וְאִידַּךְ, עׇרְלָה וְכִלְאֵי הַכֶּרֶם לָא צְרִיכִי מִיעוּטָא, דְּהָוְיָא לְהוּ עֲבוֹדָה זָרָה וּשְׁבִיעִית שְׁנֵי כְּתוּבִין הַבָּאִין כְּאֶחָד, וְכׇל שְׁנֵי כְּתוּבִין הַבָּאִין כְּאֶחָד אֵין מְלַמְּדִין.

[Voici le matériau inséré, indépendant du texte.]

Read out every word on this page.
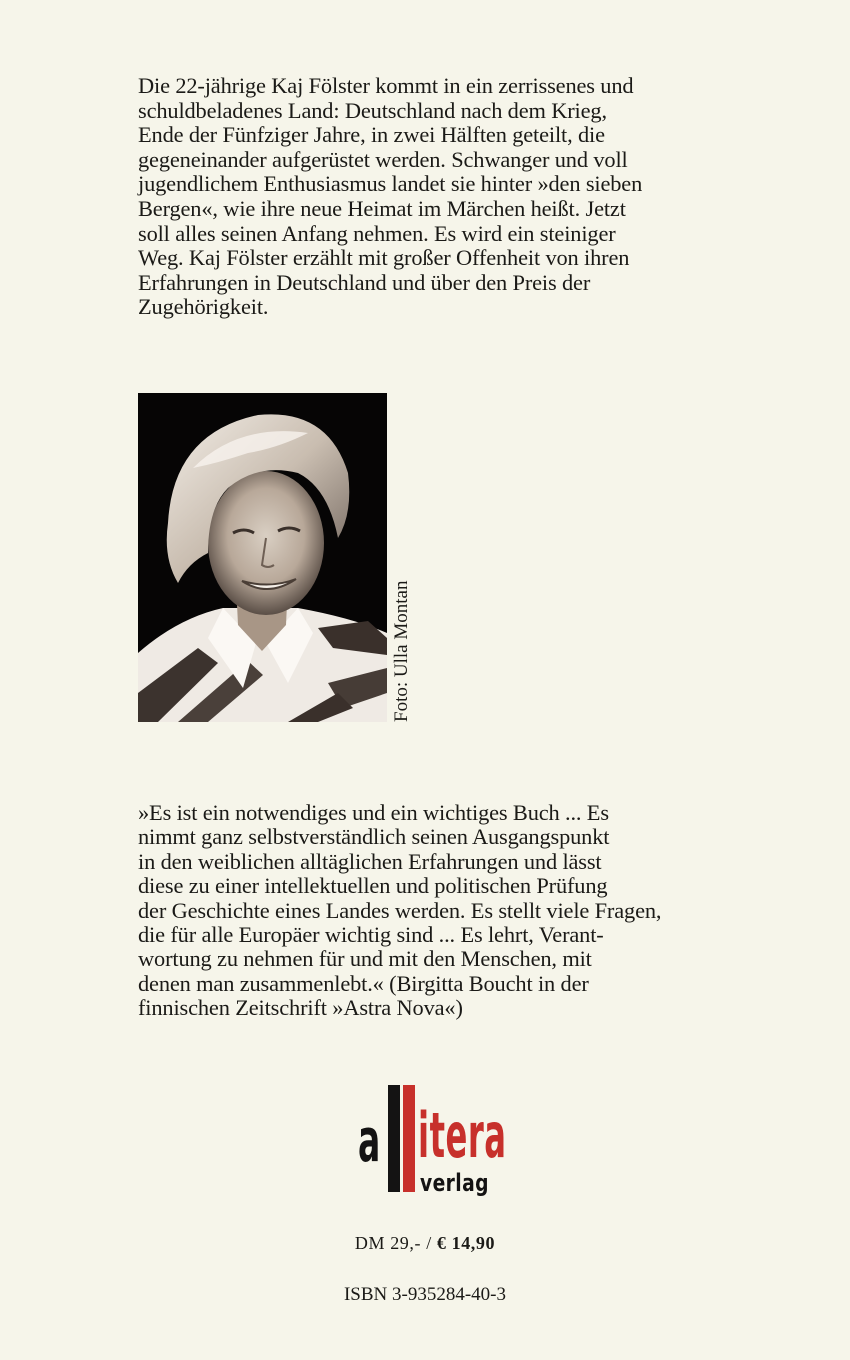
Die 22-jährige Kaj Fölster kommt in ein zerrissenes und
schuldbeladenes Land: Deutschland nach dem Krieg,
Ende der Fünfziger Jahre, in zwei Hälften geteilt, die
gegeneinander aufgerüstet werden. Schwanger und voll
jugendlichem Enthusiasmus landet sie hinter »den sieben
Bergen«, wie ihre neue Heimat im Märchen heißt. Jetzt
soll alles seinen Anfang nehmen. Es wird ein steiniger
Weg. Kaj Fölster erzählt mit großer Offenheit von ihren
Erfahrungen in Deutschland und über den Preis der
Zugehörigkeit.
Foto: Ulla Montan
»Es ist ein notwendiges und ein wichtiges Buch ... Es
nimmt ganz selbstverständlich seinen Ausgangspunkt
in den weiblichen alltäglichen Erfahrungen und lässt
diese zu einer intellektuellen und politischen Prüfung
der Geschichte eines Landes werden. Es stellt viele Fragen,
die für alle Europäer wichtig sind ... Es lehrt, Verant-
wortung zu nehmen für und mit den Menschen, mit
denen man zusammenlebt.« (Birgitta Boucht in der
finnischen Zeitschrift »Astra Nova«)
a itera
verlag
DM 29,- / € 14,90
ISBN 3-935284-40-3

La Guemara demande : Et d’où l’autre tanna déduit-il cette halakha ? Il soutient que orla et les espèces mélangées qui ont poussé dans un vignoble ne nécessitent pas d’exclusion. Cela est parce que l’idolâtrie et l’année sabbatique sont deux versets qui viennent comme un seul, c’est-à-dire qu’ils enseignent tous deux le même principe : qu’un objet acquis en échange d’un objet interdit est interdit, et tous deux versets qui viennent comme un seul n’enseignent pas leur halakha commune à d’autres cas.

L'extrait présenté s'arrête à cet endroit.